We attracted a good deal of attention at the Alhambra. On our presenting ourselves at the paybox we were gruffly directed to go round to Castle Street, and were informed that we were half-an-hour behind our time.
We convinced the man, with some difficulty, that we were not “the world-renowned contortionists from the Himalaya Mountains,” and he took our money and let us pass.
Inside we were a still greater success. Our fine bronzed countenances and picturesque clothes were followed round the place with admiring gaze. We were the cynosure of every eye.
It was a proud moment for us all.
We adjourned soon after the first ballet, and wended our way back to the restaurant, where supper was already awaiting us.
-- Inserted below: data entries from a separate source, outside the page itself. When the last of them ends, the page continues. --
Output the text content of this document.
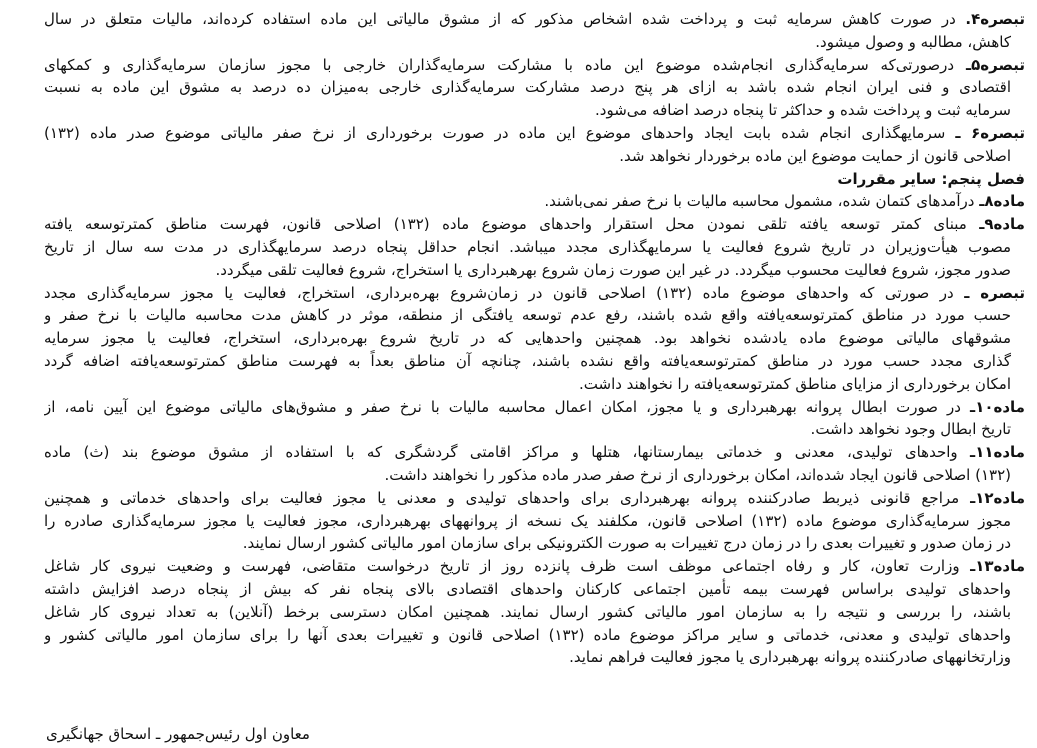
تبصره۴. در صورت کاهش سرمایه ثبت و پرداخت شده اشخاص مذکور که از مشوق مالیاتی این ماده استفاده کرده‌اند، مالیات متعلق در سال
کاهش، مطالبه و وصول میشود.
تبصره۵ـ درصورتی‌که سرمایه‌گذاری انجام‌شده موضوع این ماده با مشارکت سرمایه‌گذاران خارجی با مجوز سازمان سرمایه‌گذاری و کمکهای
اقتصادی و فنی ایران انجام شده باشد به ازای هر پنج درصد مشارکت سرمایه‌گذاری خارجی به‌میزان ده درصد به مشوق این ماده به نسبت
سرمایه ثبت و پرداخت شده و حداکثر تا پنجاه درصد اضافه می‌شود.
تبصره۶ ـ سرمایهگذاری انجام شده بابت ایجاد واحدهای موضوع این ماده در صورت برخورداری از نرخ صفر مالیاتی موضوع صدر ماده (۱۳۲)
اصلاحی قانون از حمایت موضوع این ماده برخوردار نخواهد شد.
فصل پنجم: سایر مقررات
ماده۸ـ درآمدهای کتمان شده، مشمول محاسبه مالیات با نرخ صفر نمی‌باشند.
ماده۹ـ مبنای کمتر توسعه یافته تلقی نمودن محل استقرار واحدهای موضوع ماده (۱۳۲) اصلاحی قانون، فهرست مناطق کمترتوسعه یافته
مصوب هیأت‌وزیران در تاریخ شروع فعالیت یا سرمایهگذاری مجدد میباشد. انجام حداقل پنجاه درصد سرمایهگذاری در مدت سه سال از تاریخ
صدور مجوز، شروع فعالیت محسوب میگردد. در غیر این صورت زمان شروع بهرهبرداری یا استخراج، شروع فعالیت تلقی میگردد.
تبصره ـ در صورتی که واحدهای موضوع ماده (۱۳۲) اصلاحی قانون در زمان‌شروع بهره‌برداری، استخراج، فعالیت یا مجوز سرمایه‌گذاری مجدد
حسب مورد در مناطق کمترتوسعه‌یافته واقع شده باشند، رفع عدم توسعه یافتگی از منطقه، موثر در کاهش مدت محاسبه مالیات با نرخ صفر و
مشوقهای مالیاتی موضوع ماده یادشده نخواهد بود. همچنین واحدهایی که در تاریخ شروع بهره‌برداری، استخراج، فعالیت یا مجوز سرمایه
گذاری مجدد حسب مورد در مناطق کمترتوسعه‌یافته واقع نشده باشند، چنانچه آن مناطق بعداً به فهرست مناطق کمترتوسعه‌یافته اضافه گردد
امکان برخورداری از مزایای مناطق کمترتوسعه‌یافته را نخواهند داشت.
ماده۱۰ـ در صورت ابطال پروانه بهرهبرداری و یا مجوز، امکان اعمال محاسبه مالیات با نرخ صفر و مشوق‌های مالیاتی موضوع این آیین نامه، از
تاریخ ابطال وجود نخواهد داشت.
ماده۱۱ـ واحدهای تولیدی، معدنی و خدماتی بیمارستانها، هتلها و مراکز اقامتی گردشگری که با استفاده از مشوق موضوع بند (ث) ماده
(۱۳۲) اصلاحی قانون ایجاد شده‌اند، امکان برخورداری از نرخ صفر صدر ماده مذکور را نخواهند داشت.
ماده۱۲ـ مراجع قانونی ذیربط صادرکننده پروانه بهرهبرداری برای واحدهای تولیدی و معدنی یا مجوز فعالیت برای واحدهای خدماتی و همچنین
مجوز سرمایه‌گذاری موضوع ماده (۱۳۲) اصلاحی قانون، مکلفند یک نسخه از پروانههای بهرهبرداری، مجوز فعالیت یا مجوز سرمایه‌گذاری صادره را
در زمان صدور و تغییرات بعدی را در زمان درج تغییرات به صورت الکترونیکی برای سازمان امور مالیاتی کشور ارسال نمایند.
ماده۱۳ـ وزارت تعاون، کار و رفاه اجتماعی موظف است ظرف پانزده روز از تاریخ درخواست متقاضی، فهرست و وضعیت نیروی کار شاغل
واحدهای تولیدی براساس فهرست بیمه تأمین اجتماعی کارکنان واحدهای اقتصادی بالای پنجاه نفر که بیش از پنجاه درصد افزایش داشته
باشند، را بررسی و نتیجه را به سازمان امور مالیاتی کشور ارسال نمایند. همچنین امکان دسترسی برخط (آنلاین) به تعداد نیروی کار شاغل
واحدهای تولیدی و معدنی، خدماتی و سایر مراکز موضوع ماده (۱۳۲) اصلاحی قانون و تغییرات بعدی آنها را برای سازمان امور مالیاتی کشور و
وزارتخانههای صادرکننده پروانه بهرهبرداری یا مجوز فعالیت فراهم نماید.
معاون اول رئیس‌جمهور ـ اسحاق جهانگیری
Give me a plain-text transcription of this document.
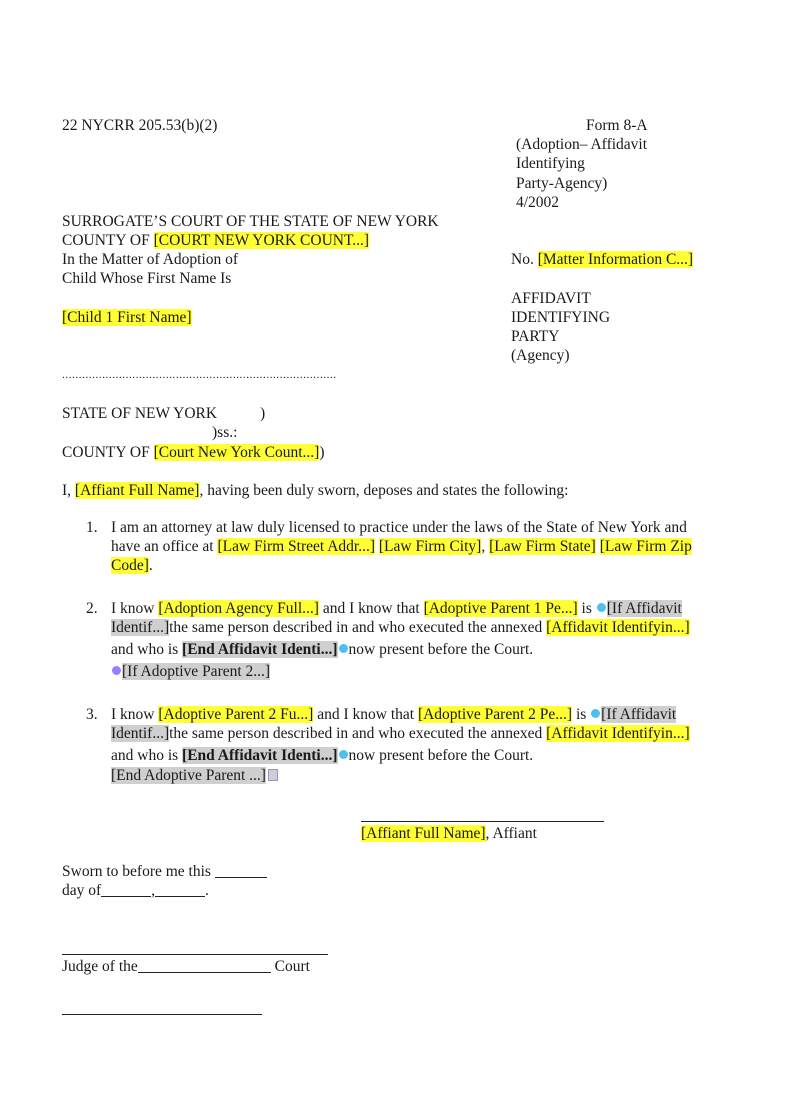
22 NYCRR 205.53(b)(2)	Form 8-A
(Adoption– Affidavit
Identifying
Party-Agency)
4/2002
SURROGATE’S COURT OF THE STATE OF NEW YORK
COUNTY OF [COURT NEW YORK COUNT...]
In the Matter of Adoption of
Child Whose First Name Is
[Child 1 First Name]
..................................................................................
No. [Matter Information C...]
AFFIDAVIT
IDENTIFYING
PARTY
(Agency)
STATE OF NEW YORK	)
)ss.:
COUNTY OF [Court New York Count...])
I, [Affiant Full Name], having been duly sworn, deposes and states the following:
1. I am an attorney at law duly licensed to practice under the laws of the State of New York and
have an office at [Law Firm Street Addr...] [Law Firm City], [Law Firm State] [Law Firm Zip
Code].
2. I know [Adoption Agency Full...] and I know that [Adoptive Parent 1 Pe...] is [If Affidavit
Identif...]the same person described in and who executed the annexed [Affidavit Identifyin...]
and who is [End Affidavit Identi...] now present before the Court.
[If Adoptive Parent 2...]
3. I know [Adoptive Parent 2 Fu...] and I know that [Adoptive Parent 2 Pe...] is [If Affidavit
Identif...]the same person described in and who executed the annexed [Affidavit Identifyin...]
and who is [End Affidavit Identi...] now present before the Court.
[End Adoptive Parent ...]
[Affiant Full Name], Affiant
Sworn to before me this
day of	,	.
Judge of the	Court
I must confess to enjoying that supper. For about ten days we seemed to have been living, more or less, on nothing but cold meat, cake, and bread and jam. It had been a simple, a nutritious diet; but there had been nothing exciting about it, and the odour of Burgundy, and the smell of French sauces, and the sight of clean napkins and long loaves, knocked as a very welcome visitor at the door of our inner man.
We pegged and quaffed away in silence for a while, until the time came when, instead of sitting bolt upright, and grasping the knife and fork firmly, we leant back in our chairs and worked slowly and carelessly—when we stretched out our legs beneath the table, let our napkins fall, unheeded, to the floor, and found time to more critically examine the smoky ceiling than we had hitherto been able to do—when we rested our glasses at arm’s-length upon the table, and felt good, and thoughtful, and forgiving.
Then Harris, who was sitting next the window, drew aside the curtain and looked out upon the street.
It glistened darkly in the wet, the dim lamps flickered with each gust, the rain splashed steadily into the puddles and trickled down the water-spouts into the running gutters. A few soaked wayfarers hurried past, crouching beneath their dripping umbrellas, the women holding up their skirts.
“Well,” said Harris, reaching his hand out for his glass, “we have had a pleasant trip, and my hearty thanks for it to old Father Thames—but I think we did well to chuck it when we did. Here’s to Three Men well out of a Boat!”
And Montmorency, standing on his hind legs, before the window, peering out into the night, gave a short bark of decided concurrence with the toast.